In today's Washington Post, Larry Summers expresses "relief" and "cynicism" over the bipartisan debt deal signed into law by his former boss on Tuesday. He also offers a decidedly grim economic forecast for the coming year -- a projection that won't sit well with Obama's re-election campaign:
On the current policy path, it would be surprising if growth were rapid enough to reduce unemployment even to 8.5 percent by the end of 2012. A substantial withdrawal of fiscal stimulus will occur when the payroll tax cuts expire at the end of the year. With growth at less than 1 percent in the first half of this year, the economy is effectively at a stall and facing the prospects of shocks from a European financial crisis that is decidedly not under control, spikes in oil prices and declines in business and household confidence. The indicators suggest that the economy has at least a 1-in-3 chance of falling back into recession if nothing new is done to raise demand and spur growth.
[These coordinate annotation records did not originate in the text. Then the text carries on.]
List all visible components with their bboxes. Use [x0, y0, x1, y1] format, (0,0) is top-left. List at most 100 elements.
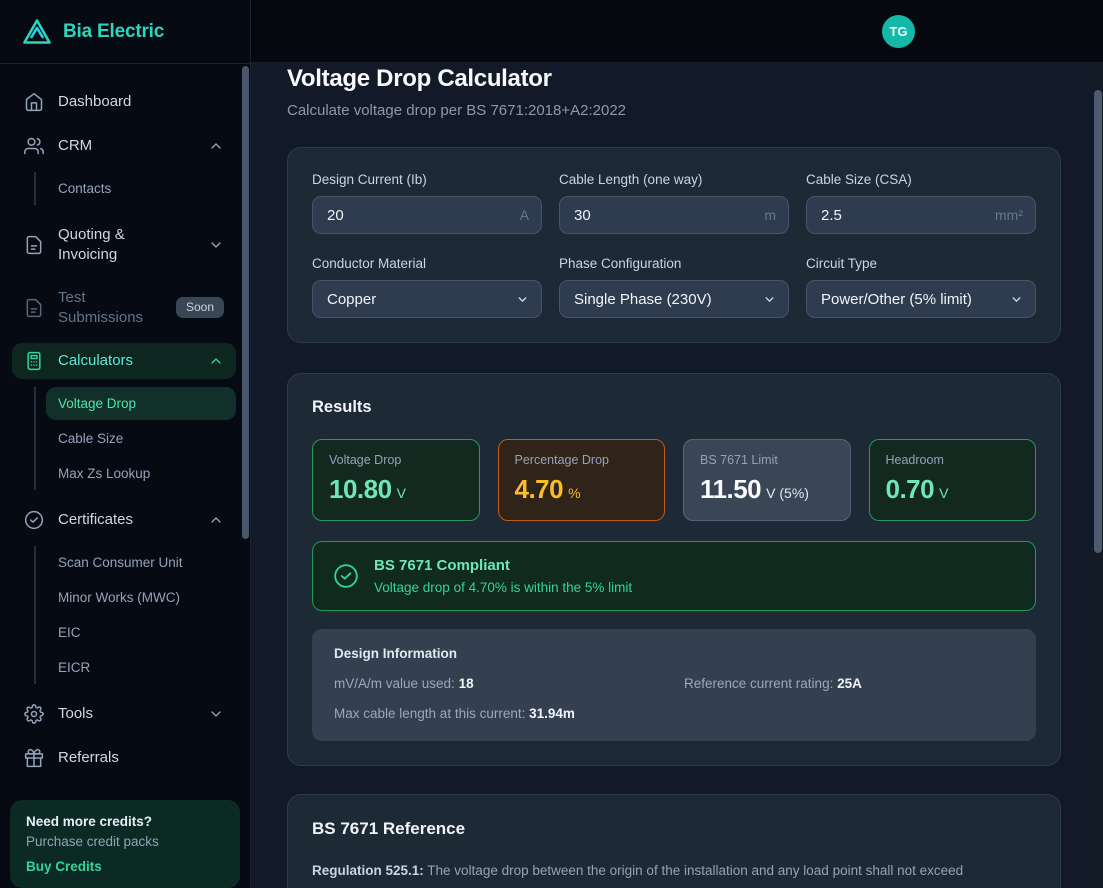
cable-size-input[interactable] [806, 196, 1036, 234]
stat-label: Percentage Drop [514, 453, 610, 467]
calculator-icon [24, 351, 44, 371]
buy-credits-link[interactable]: Buy Credits [26, 859, 102, 874]
compliance-banner: BS 7671 Compliant Voltage drop of 4.70% … [312, 541, 1036, 611]
regulation-label: Regulation 525.1: [312, 863, 424, 878]
chevron-up-icon [208, 512, 224, 528]
sidebar-item-certificates[interactable]: Certificates [12, 502, 236, 538]
document-icon [24, 298, 44, 318]
design-info-row: Max cable length at this current: 31.94m [334, 706, 575, 721]
calculators-subnav: Voltage Drop Cable Size Max Zs Lookup [34, 387, 236, 490]
sidebar-item-max-zs-lookup[interactable]: Max Zs Lookup [58, 466, 151, 481]
reference-title: BS 7671 Reference [312, 819, 466, 838]
chevron-down-icon [516, 293, 529, 306]
design-info-title: Design Information [334, 646, 458, 661]
bs7671-reference-card: BS 7671 Reference Regulation 525.1: The … [287, 794, 1061, 888]
sidebar-item-voltage-drop[interactable]: Voltage Drop [46, 387, 236, 420]
stat-value: 4.70 [514, 474, 564, 504]
chevron-down-icon [208, 237, 224, 253]
design-info-row: Reference current rating: 25A [684, 676, 862, 691]
cable-size-field-group: Cable Size (CSA) mm² [806, 172, 1036, 234]
stat-unit: V (5%) [766, 485, 809, 501]
phase-configuration-select[interactable]: Single Phase (230V) [559, 280, 789, 318]
design-info-value: 31.94m [529, 706, 575, 721]
sidebar-item-tools[interactable]: Tools [12, 696, 236, 732]
sidebar-item-dashboard[interactable]: Dashboard [12, 84, 236, 120]
soon-badge: Soon [175, 296, 224, 319]
cable-length-field-group: Cable Length (one way) m [559, 172, 789, 234]
results-card: Results Voltage Drop 10.80 V Percentage … [287, 373, 1061, 766]
crm-subnav: Contacts [34, 172, 236, 205]
sidebar-item-eic[interactable]: EIC [58, 625, 81, 640]
sidebar-nav: Dashboard CRM Contacts Quoting & Invoici… [0, 64, 250, 794]
phase-configuration-value: Single Phase (230V) [574, 290, 712, 308]
stat-unit: % [568, 485, 581, 501]
stat-value: 10.80 [329, 474, 392, 504]
sidebar-item-label: Test Submissions [58, 289, 144, 326]
check-circle-icon [333, 563, 359, 589]
compliance-title: BS 7671 Compliant [374, 557, 510, 574]
reference-text: Regulation 525.1: The voltage drop betwe… [312, 861, 1036, 882]
main-scrollbar-track[interactable] [1093, 62, 1103, 888]
gear-icon [24, 704, 44, 724]
page-subtitle: Calculate voltage drop per BS 7671:2018+… [287, 102, 627, 119]
stat-unit: V [396, 485, 406, 501]
sidebar-item-contacts[interactable]: Contacts [58, 181, 112, 196]
conductor-material-value: Copper [327, 290, 377, 308]
phase-configuration-field-group: Phase Configuration Single Phase (230V) [559, 256, 789, 318]
design-current-input[interactable] [312, 196, 542, 234]
certificates-subnav: Scan Consumer Unit Minor Works (MWC) EIC… [34, 546, 236, 684]
chevron-up-icon [208, 353, 224, 369]
design-current-field-group: Design Current (Ib) A [312, 172, 542, 234]
document-icon [24, 235, 44, 255]
circuit-type-select[interactable]: Power/Other (5% limit) [806, 280, 1036, 318]
stat-bs7671-limit: BS 7671 Limit 11.50 V (5%) [683, 439, 851, 521]
cable-size-label: Cable Size (CSA) [806, 172, 912, 187]
home-icon [24, 92, 44, 112]
sidebar-item-calculators[interactable]: Calculators [12, 343, 236, 379]
compliance-message: Voltage drop of 4.70% is within the 5% l… [374, 580, 633, 595]
stat-label: Headroom [885, 453, 944, 467]
regulation-body: The voltage drop between the origin of t… [423, 863, 964, 878]
brand-logo-icon [22, 18, 52, 45]
sidebar-item-eicr[interactable]: EICR [58, 660, 91, 675]
sidebar-scrollbar-thumb[interactable] [242, 66, 249, 539]
sidebar-item-label: Tools [58, 705, 94, 723]
sidebar-item-referrals[interactable]: Referrals [12, 740, 236, 776]
results-stats: Voltage Drop 10.80 V Percentage Drop 4.7… [312, 439, 1036, 521]
check-circle-icon [24, 510, 44, 530]
sidebar-item-label: Dashboard [58, 93, 132, 111]
gift-icon [24, 748, 44, 768]
conductor-material-field-group: Conductor Material Copper [312, 256, 542, 318]
sidebar-item-quoting-invoicing[interactable]: Quoting & Invoicing [12, 217, 236, 272]
design-info-panel: Design Information mV/A/m value used: 18… [312, 629, 1036, 741]
chevron-up-icon [208, 138, 224, 154]
cable-length-input[interactable] [559, 196, 789, 234]
avatar[interactable]: TG [882, 14, 915, 48]
sidebar-item-crm[interactable]: CRM [12, 128, 236, 164]
circuit-type-field-group: Circuit Type Power/Other (5% limit) [806, 256, 1036, 318]
chevron-down-icon [208, 706, 224, 722]
brand-name: Bia Electric [63, 20, 165, 42]
circuit-type-label: Circuit Type [806, 256, 878, 271]
sidebar-item-minor-works[interactable]: Minor Works (MWC) [58, 590, 180, 605]
credits-box: Need more credits? Purchase credit packs… [10, 800, 240, 888]
sidebar-item-label: Calculators [58, 352, 134, 370]
main-scrollbar-thumb[interactable] [1094, 90, 1102, 553]
stat-label: BS 7671 Limit [700, 453, 778, 467]
stat-voltage-drop: Voltage Drop 10.80 V [312, 439, 480, 521]
brand[interactable]: Bia Electric [0, 0, 250, 64]
chevron-down-icon [763, 293, 776, 306]
page-title: Voltage Drop Calculator [287, 65, 552, 92]
page-content: Voltage Drop Calculator Calculate voltag… [251, 62, 1103, 888]
users-icon [24, 136, 44, 156]
phase-configuration-label: Phase Configuration [559, 256, 682, 271]
account-section-label: ACCOUNT [12, 784, 236, 794]
sidebar-item-cable-size[interactable]: Cable Size [58, 431, 124, 446]
sidebar-item-label: CRM [58, 137, 93, 155]
sidebar-item-scan-consumer-unit[interactable]: Scan Consumer Unit [58, 555, 183, 570]
sidebar-item-test-submissions[interactable]: Test Submissions Soon [12, 280, 236, 335]
stat-headroom: Headroom 0.70 V [868, 439, 1036, 521]
calculator-form-card: Design Current (Ib) A Cable Length (one … [287, 147, 1061, 343]
sidebar-item-label: Quoting & Invoicing [58, 226, 125, 263]
conductor-material-select[interactable]: Copper [312, 280, 542, 318]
High unemployment, anemic growth, and a strong possibility of a double-dip? Fun! How can Obama save us? Summers has a few novel ideas:
First, the single largest and easiest method of deficit reduction available is the non-extension of the Bush tax cuts for upper incomes. President Obama should make clear that he will not accept their extension on any terms. Clarity on that trillion-dollar point, along with very modest entitlement reform, will be sufficient to hit current targets for deficit reduction. Second, it is essential that the payroll tax cut be extended and that further measures, such as infrastructure maintenance and extension of unemployment insurance, be taken to spur demand. There is still time to confirm Churchill’s maxim that the United States always does the right thing after exhausting all the alternatives.
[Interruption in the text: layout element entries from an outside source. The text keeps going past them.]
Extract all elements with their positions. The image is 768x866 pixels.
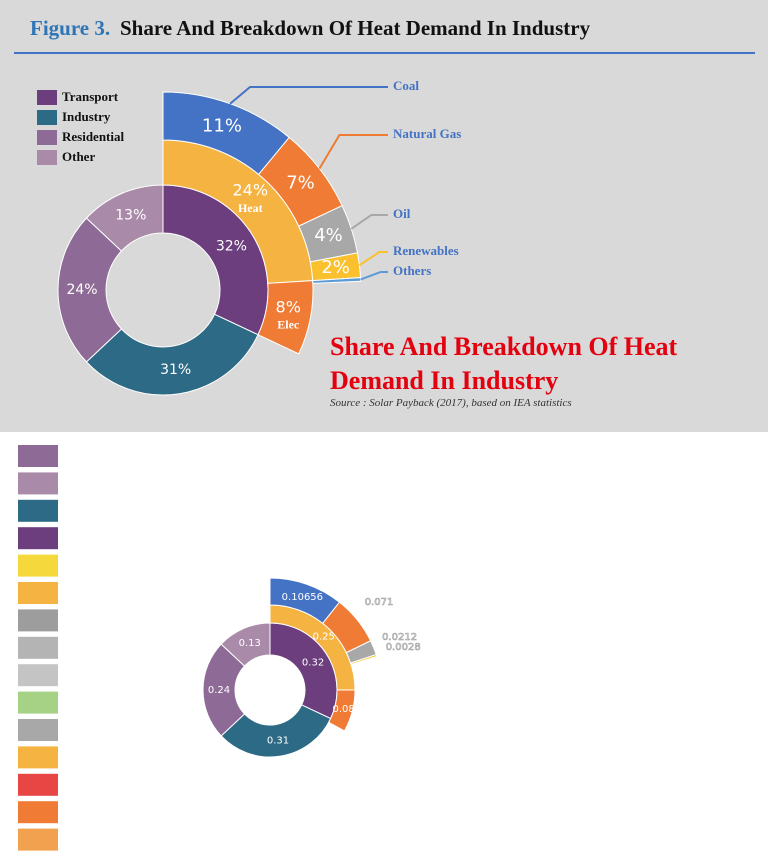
value-label: 0.32 <box>302 658 324 669</box>
swatch <box>18 691 58 714</box>
swatch <box>18 499 58 522</box>
value-label: 4% <box>314 225 343 246</box>
leader-line <box>229 86 388 105</box>
swatch <box>18 609 58 632</box>
legend-swatch <box>37 150 57 165</box>
value-label: 0.071 <box>365 597 394 608</box>
swatch <box>18 828 58 851</box>
category-label: Renewables <box>393 243 459 258</box>
value-label: 7% <box>286 172 315 193</box>
ring-segment <box>57 217 123 363</box>
segment-name: Heat <box>238 201 263 215</box>
legend-swatch <box>37 90 57 105</box>
swatch <box>18 582 58 604</box>
legend-label: Other <box>62 149 95 164</box>
leader-line <box>360 271 388 281</box>
ring-segment <box>85 313 259 396</box>
swatch <box>18 719 58 741</box>
value-label: 0.0028 <box>386 642 421 653</box>
value-label: 24% <box>232 181 268 200</box>
value-label: 13% <box>115 208 146 224</box>
leader-line <box>358 251 388 267</box>
segment-name: Elec <box>277 318 300 332</box>
swatch <box>18 636 58 659</box>
category-label: Oil <box>393 206 411 221</box>
swatch <box>18 773 58 796</box>
legend-swatch <box>37 130 57 145</box>
swatch <box>18 472 58 495</box>
swatch <box>18 554 58 577</box>
value-label: 0.24 <box>208 685 230 696</box>
category-label: Natural Gas <box>393 126 461 141</box>
leader-line <box>318 134 388 170</box>
swatch <box>18 746 58 769</box>
legend-swatch <box>37 110 57 125</box>
chart-title: Share And Breakdown Of Heat Demand In In… <box>330 332 678 395</box>
ring-segment <box>328 689 356 732</box>
figure-label: Figure 3. <box>30 16 110 40</box>
source-note: Source : Solar Payback (2017), based on … <box>330 397 572 409</box>
ring-segment <box>220 704 332 758</box>
swatch <box>18 664 58 687</box>
swatch <box>18 801 58 824</box>
value-label: 0.25 <box>313 631 335 642</box>
value-label: 0.10656 <box>282 592 323 603</box>
legend-label: Transport <box>62 89 119 104</box>
ring-segment <box>350 653 378 666</box>
leader-line <box>350 214 388 230</box>
value-label: 0.13 <box>239 638 261 649</box>
value-label: 31% <box>160 362 191 378</box>
value-label: 2% <box>321 257 350 278</box>
value-label: 32% <box>216 239 247 255</box>
swatch <box>18 445 58 467</box>
value-label: 8% <box>276 297 301 316</box>
value-label: 0.31 <box>267 735 289 746</box>
value-label: 24% <box>66 282 97 298</box>
swatch <box>18 527 58 550</box>
value-label: 0.08 <box>332 704 354 715</box>
value-label: 11% <box>202 115 242 136</box>
category-label: Others <box>393 263 431 278</box>
figure-title: Share And Breakdown Of Heat Demand In In… <box>120 16 591 40</box>
legend-label: Residential <box>62 129 125 144</box>
value-label: 0.0212 <box>382 632 417 643</box>
ring-segment <box>257 280 314 355</box>
category-label: Coal <box>393 78 419 93</box>
legend-label: Industry <box>62 109 111 124</box>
Higher taxes on small businesses and the rich, meaningless entitlement reform window-dressing, more expenditures on stimulus-style projects, and the extension of unemployment benefits beyond the existing eligibility window of nearly two years -- already a US record. Who's excited? I'll leave you with this paragraph from Summers' piece, the first sentence of which will be music to conservative debt deal opponents' ears. The rest...maybe not so much:
Despite claims of spending reductions in the range of $1 trillion, the agreements reached so far are likely to have little impact on actual spending over the next decade. The deal confirms the very low levels of spending already negotiated for 2011 and 2012 and caps 2013 spending about where most would have expected this Congress to end up.
In 2011 and 2012, the US federal government will spend approximately $7.5 Trillion, of which roughly 40 percent is borrowed money. Both of these figures are unprecedented in the history of this nation. I'm no Harvard economist, but I would love to know in what sense this constitutes "very low levels" of spending. To these lowly, untrained eyes, these numbers seem a lot more like "record levels of unpaid-for spending." Help me out here, Larry.